At cluster level, a chief executive, supported by an executive committee, is responsible for managing the cluster and executing the strategy approved by the cluster Board and supported by the Sanlam Board. Compliance with the Group-wide ‘tight’ management principles and Sanlam’s Code of Ethical Conduct is monitored by quarterly reporting to the Group on ethics and compliance.

Business units have their own boards and executive committees that structure their activities within appropriately delegated authority levels.

Key Performance Indicators

Sanlam acquires stake in Saham

Sanlam, along with its short-term insurance subsidiary, Santam, has acquired a 30% stake in Morocco- based Saham Finances, which operates in 26 countries, predominantly across Africa and the Middle East. The transaction, valued at about R5,3 billion, is one of the Group’s biggest to date and is set to expand Sanlam’s footprint in attractive new markets in North and West Africa. Saham Finances, one of Africa’s largest insurers, is the market leader in most of the countries in which it operates, writing mostly non-life with some life business. The continent’s growing population, improved political landscape, and evolving financial markets and regulatory environment support Sanlam’s vision of being a leading pan-African financial services company. The transaction was completed in the first quarter of 2016.

Sound governance material issues

We focus on the following material issues:

Stakeholder engagement

Stakeholder concerns mapped and prioritised by the SES committee and driven by Sanlam’s Sustainability Management Framework (SMF).

Business ethics

No material breaches of business ethics. Focus in 2016 on applying Sanlam’s ethical culture in the work context. Building ethics with regional partners ongoing.

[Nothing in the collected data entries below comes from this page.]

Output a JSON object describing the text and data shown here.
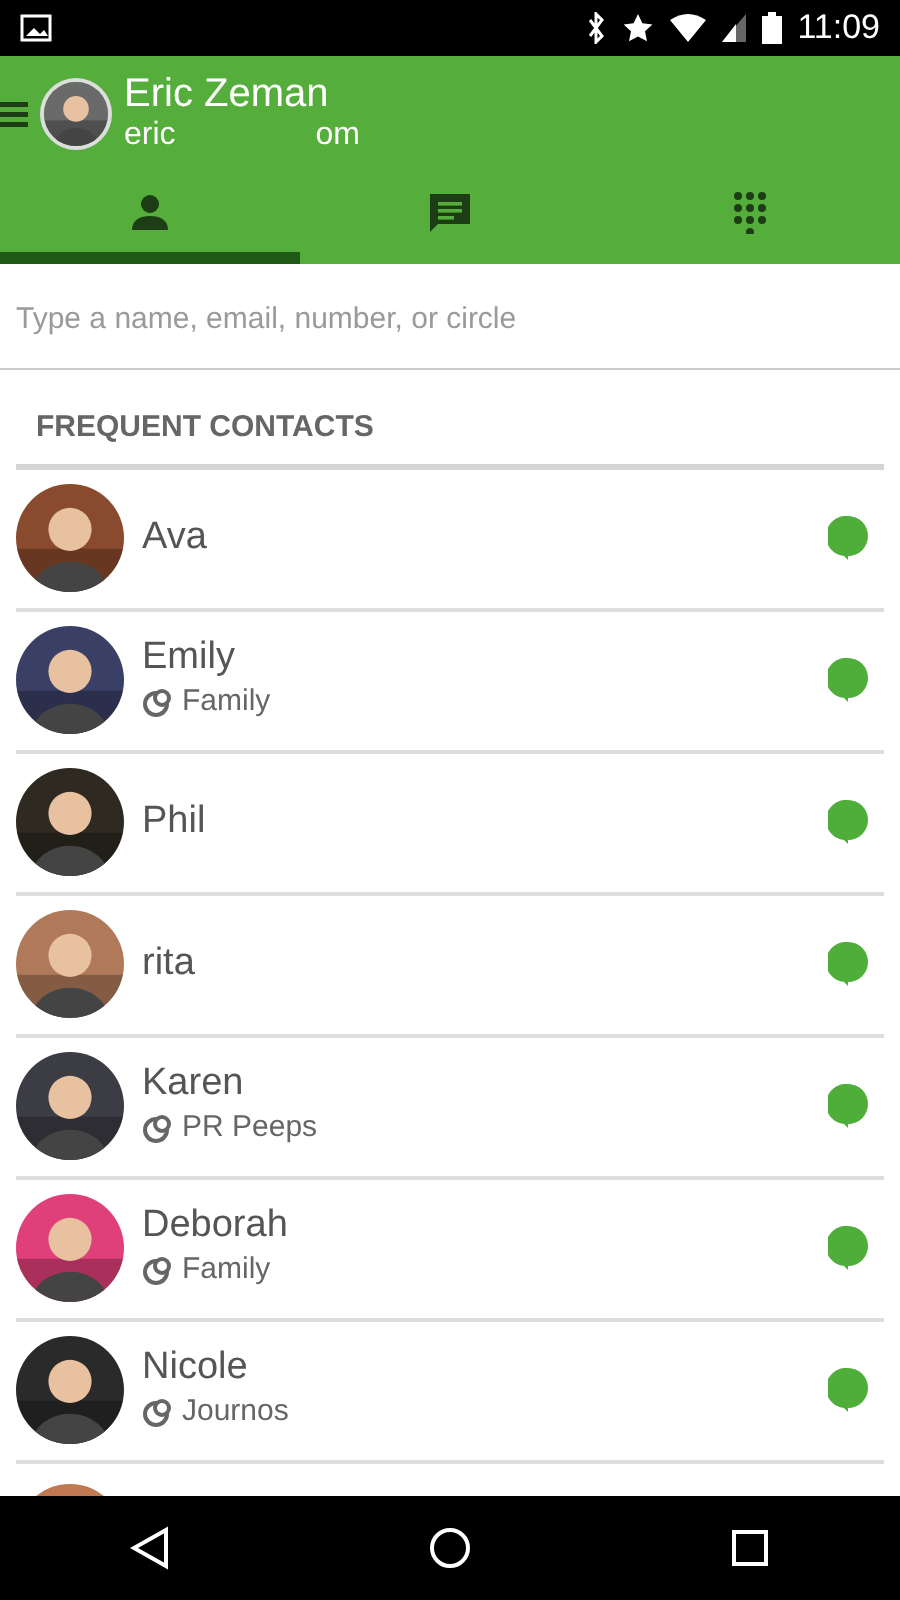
{
  "status_bar": {
    "time": "11:09"
  },
  "account": {
    "name": "Eric Zeman",
    "email_start": "eric",
    "email_end": "om"
  },
  "tabs": [
    {
      "kind": "contacts",
      "selected": true
    },
    {
      "kind": "messages",
      "selected": false
    },
    {
      "kind": "dialpad",
      "selected": false
    }
  ],
  "search": {
    "placeholder": "Type a name, email, number, or circle"
  },
  "section_title": "FREQUENT CONTACTS",
  "contacts": [
    {
      "name": "Ava"
    },
    {
      "name": "Emily",
      "circle": "Family"
    },
    {
      "name": "Phil"
    },
    {
      "name": "rita"
    },
    {
      "name": "Karen",
      "circle": "PR Peeps"
    },
    {
      "name": "Deborah",
      "circle": "Family"
    },
    {
      "name": "Nicole",
      "circle": "Journos"
    }
  ]
}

Consumer protection and data privacy

Sanlam is well prepared for implementation of the Protection of Personal Information (POPI) Act. Party due diligence (PDD) legislation as yet uncertain

Executive leadership selection and training

Leadership programmes are driven at both Group and cluster levels to ensure that current and future leaders demonstrate the capabilities to drive accelerated strategy execution in a relevant and distinctive way. In 2015, 34 executives completed the executive leadership programme.

More detail in the 2015 annual report

Executive remuneration, incentives and benefits

Sanlam’s remuneration philosophy and policy support the Group strategy by aligning predetermined strategic goals with the organisational behaviour required to meet and exceed these goals.

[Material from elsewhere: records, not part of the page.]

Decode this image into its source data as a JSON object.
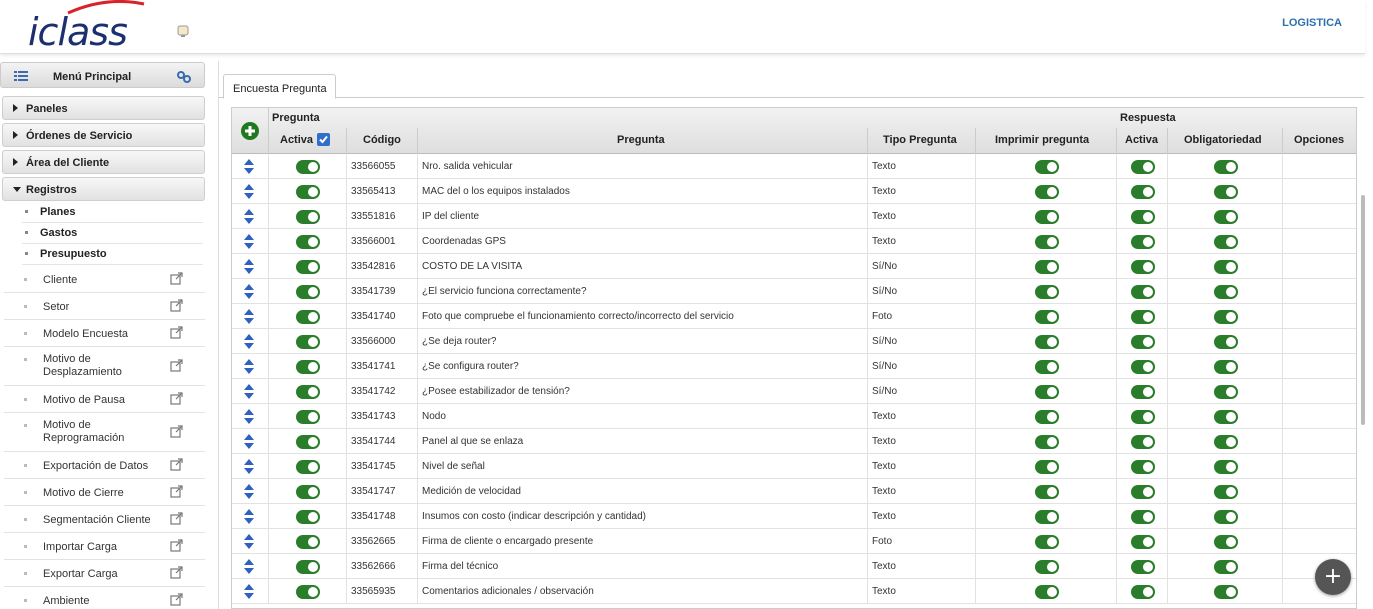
{
  "brand": {
    "logo_text": "iclass",
    "colors": {
      "accent": "#1d2f6e",
      "toggle_on": "#2a7d2a",
      "link": "#2f6fb0"
    }
  },
  "header": {
    "user_label": "LOGISTICA"
  },
  "sidebar": {
    "menu_title": "Menú Principal",
    "sections": [
      {
        "label": "Paneles",
        "expanded": false
      },
      {
        "label": "Órdenes de Servicio",
        "expanded": false
      },
      {
        "label": "Área del Cliente",
        "expanded": false
      },
      {
        "label": "Registros",
        "expanded": true
      }
    ],
    "subsections": [
      "Planes",
      "Gastos",
      "Presupuesto"
    ],
    "items": [
      {
        "line1": "Cliente",
        "line2": ""
      },
      {
        "line1": "Setor",
        "line2": ""
      },
      {
        "line1": "Modelo Encuesta",
        "line2": ""
      },
      {
        "line1": "Motivo de",
        "line2": "Desplazamiento"
      },
      {
        "line1": "Motivo de Pausa",
        "line2": ""
      },
      {
        "line1": "Motivo de",
        "line2": "Reprogramación"
      },
      {
        "line1": "Exportación de Datos",
        "line2": ""
      },
      {
        "line1": "Motivo de Cierre",
        "line2": ""
      },
      {
        "line1": "Segmentación Cliente",
        "line2": ""
      },
      {
        "line1": "Importar Carga",
        "line2": ""
      },
      {
        "line1": "Exportar Carga",
        "line2": ""
      },
      {
        "line1": "Ambiente",
        "line2": ""
      }
    ]
  },
  "content": {
    "tab_label": "Encuesta Pregunta",
    "table": {
      "group_pregunta": "Pregunta",
      "group_respuesta": "Respuesta",
      "headers": {
        "activa": "Activa",
        "codigo": "Código",
        "pregunta": "Pregunta",
        "tipo": "Tipo Pregunta",
        "imprimir": "Imprimir pregunta",
        "resp_activa": "Activa",
        "obligatoriedad": "Obligatoriedad",
        "opciones": "Opciones"
      },
      "rows": [
        {
          "codigo": "33566055",
          "pregunta": "Nro. salida vehicular",
          "tipo": "Texto"
        },
        {
          "codigo": "33565413",
          "pregunta": "MAC del o los equipos instalados",
          "tipo": "Texto"
        },
        {
          "codigo": "33551816",
          "pregunta": "IP del cliente",
          "tipo": "Texto"
        },
        {
          "codigo": "33566001",
          "pregunta": "Coordenadas GPS",
          "tipo": "Texto"
        },
        {
          "codigo": "33542816",
          "pregunta": "COSTO DE LA VISITA",
          "tipo": "Sí/No"
        },
        {
          "codigo": "33541739",
          "pregunta": "¿El servicio funciona correctamente?",
          "tipo": "Sí/No"
        },
        {
          "codigo": "33541740",
          "pregunta": "Foto que compruebe el funcionamiento correcto/incorrecto del servicio",
          "tipo": "Foto"
        },
        {
          "codigo": "33566000",
          "pregunta": "¿Se deja router?",
          "tipo": "Sí/No"
        },
        {
          "codigo": "33541741",
          "pregunta": "¿Se configura router?",
          "tipo": "Sí/No"
        },
        {
          "codigo": "33541742",
          "pregunta": "¿Posee estabilizador de tensión?",
          "tipo": "Sí/No"
        },
        {
          "codigo": "33541743",
          "pregunta": "Nodo",
          "tipo": "Texto"
        },
        {
          "codigo": "33541744",
          "pregunta": "Panel al que se enlaza",
          "tipo": "Texto"
        },
        {
          "codigo": "33541745",
          "pregunta": "Nivel de señal",
          "tipo": "Texto"
        },
        {
          "codigo": "33541747",
          "pregunta": "Medición de velocidad",
          "tipo": "Texto"
        },
        {
          "codigo": "33541748",
          "pregunta": "Insumos con costo (indicar descripción y cantidad)",
          "tipo": "Texto"
        },
        {
          "codigo": "33562665",
          "pregunta": "Firma de cliente o encargado presente",
          "tipo": "Foto"
        },
        {
          "codigo": "33562666",
          "pregunta": "Firma del técnico",
          "tipo": "Texto"
        },
        {
          "codigo": "33565935",
          "pregunta": "Comentarios adicionales / observación",
          "tipo": "Texto"
        }
      ]
    }
  }
}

More detail in the 2015 annual report

Risk management

The Group is proactive in understanding and managing the risks it is exposed to and ensures that capital is allocated where most value can be added for the risks assured.

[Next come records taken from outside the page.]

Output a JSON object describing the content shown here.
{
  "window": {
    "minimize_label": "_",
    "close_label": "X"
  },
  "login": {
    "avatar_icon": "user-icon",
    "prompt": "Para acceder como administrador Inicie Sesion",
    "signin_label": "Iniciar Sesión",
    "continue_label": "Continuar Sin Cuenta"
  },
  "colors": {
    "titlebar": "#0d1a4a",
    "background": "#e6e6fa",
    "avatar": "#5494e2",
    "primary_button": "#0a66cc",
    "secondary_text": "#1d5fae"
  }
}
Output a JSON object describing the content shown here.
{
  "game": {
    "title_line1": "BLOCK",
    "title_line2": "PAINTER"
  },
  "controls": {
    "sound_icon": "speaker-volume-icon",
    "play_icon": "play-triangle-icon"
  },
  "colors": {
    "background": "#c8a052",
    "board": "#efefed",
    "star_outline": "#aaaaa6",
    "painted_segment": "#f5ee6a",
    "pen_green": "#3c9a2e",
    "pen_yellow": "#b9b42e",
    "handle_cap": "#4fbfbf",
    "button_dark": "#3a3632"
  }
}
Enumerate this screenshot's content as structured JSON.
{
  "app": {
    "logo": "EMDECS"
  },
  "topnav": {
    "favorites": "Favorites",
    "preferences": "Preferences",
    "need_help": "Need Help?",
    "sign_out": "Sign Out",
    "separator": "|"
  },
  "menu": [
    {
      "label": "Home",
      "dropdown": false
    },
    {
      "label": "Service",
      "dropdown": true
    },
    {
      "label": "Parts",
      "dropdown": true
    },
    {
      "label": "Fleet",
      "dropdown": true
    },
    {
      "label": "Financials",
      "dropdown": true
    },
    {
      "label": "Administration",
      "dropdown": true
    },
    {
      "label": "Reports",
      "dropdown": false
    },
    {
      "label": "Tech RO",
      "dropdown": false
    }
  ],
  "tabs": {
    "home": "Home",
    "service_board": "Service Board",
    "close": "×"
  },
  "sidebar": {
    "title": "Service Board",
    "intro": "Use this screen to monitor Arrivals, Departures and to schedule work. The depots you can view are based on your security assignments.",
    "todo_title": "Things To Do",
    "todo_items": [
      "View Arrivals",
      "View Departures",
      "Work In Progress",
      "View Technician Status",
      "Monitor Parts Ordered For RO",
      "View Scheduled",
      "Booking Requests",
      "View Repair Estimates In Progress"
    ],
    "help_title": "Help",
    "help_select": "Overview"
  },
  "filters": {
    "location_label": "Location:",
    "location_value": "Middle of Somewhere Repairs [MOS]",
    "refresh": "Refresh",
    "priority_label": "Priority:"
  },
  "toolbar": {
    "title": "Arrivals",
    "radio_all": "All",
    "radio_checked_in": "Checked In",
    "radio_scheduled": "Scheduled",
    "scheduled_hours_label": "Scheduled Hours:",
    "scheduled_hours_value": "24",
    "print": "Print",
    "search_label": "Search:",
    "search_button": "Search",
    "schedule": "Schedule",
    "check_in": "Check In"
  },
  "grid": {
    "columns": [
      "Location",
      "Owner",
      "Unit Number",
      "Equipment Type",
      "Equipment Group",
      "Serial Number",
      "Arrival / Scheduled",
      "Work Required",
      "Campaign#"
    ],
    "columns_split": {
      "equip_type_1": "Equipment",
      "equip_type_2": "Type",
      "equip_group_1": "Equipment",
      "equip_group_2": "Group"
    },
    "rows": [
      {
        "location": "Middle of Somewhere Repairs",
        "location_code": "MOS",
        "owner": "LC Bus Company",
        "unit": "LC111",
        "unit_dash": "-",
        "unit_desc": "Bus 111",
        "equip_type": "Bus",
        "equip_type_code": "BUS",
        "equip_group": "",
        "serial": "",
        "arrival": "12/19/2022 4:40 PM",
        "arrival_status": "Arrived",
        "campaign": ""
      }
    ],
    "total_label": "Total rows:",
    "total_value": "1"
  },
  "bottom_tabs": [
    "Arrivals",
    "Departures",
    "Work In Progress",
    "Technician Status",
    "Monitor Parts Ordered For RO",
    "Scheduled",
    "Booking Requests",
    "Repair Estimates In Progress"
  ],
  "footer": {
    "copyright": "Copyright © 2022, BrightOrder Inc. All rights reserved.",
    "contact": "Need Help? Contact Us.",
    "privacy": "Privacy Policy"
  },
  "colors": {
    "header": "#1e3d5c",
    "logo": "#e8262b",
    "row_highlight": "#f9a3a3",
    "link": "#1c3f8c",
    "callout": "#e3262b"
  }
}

More detail in the 2015 annual report

Stakeholder engagement

Oversight of Group-wide engagement

Each cluster is tasked with managing stakeholder engagement in accordance with their business operations. This includes understanding the needs and demands of clients, engaging with the regulatory framework impacting on each business, developing employees and suppliers, as well as responding to the concerns of broader society impacted by the business unit operations.


Following the adoption of a stakeholder communication policy in 2013, we developed a strategy to guide how we engage with stakeholders in line with King III principles. Every quarter, each business cluster is required to report back on all stakeholder engagement activities, noting concerns raised and the current status of issue management. Feedback from all the clusters is consolidated with the most important issues highlighted and reported to the SES committee. Critical concerns requiring resolution at an executive level can then be incorporated within the SES committee feedback to the Board.

Examples of issues that have emerged from our stakeholder engagement process include:

  • Sensitivities and challenges within organised labour where we manage significant assets
  • The impact of transformation issues on institutional investment
  • Engagement with the Association for Savings and Investment South Africa (ASISA) on the Retail Distribution Review (RDR) legislation
  • The release of draft regulations on retirement defaults, and the process of engaging with stakeholders, such as National Treasury.
  • Implementation of the Solvency Assessment and Management (SAM) framework, dependent on the enactment of the Financial Sector Regulation Bill, the Insurance Bill and subordinate legislation
  • Informing clients about developments relating to a merger between SIM Global (SIMG) and SIM Unconstrained Capital Partners (SUCP) to form a new entity under Sanlam Investment Holdings called Denker Capital
  • Offering active and former clients of Sanlam Private Wealth UK a full review of business affected by unclear disclosure of fees associated with the transfer of their funds to a Discretionary Fund Management (DFM) service.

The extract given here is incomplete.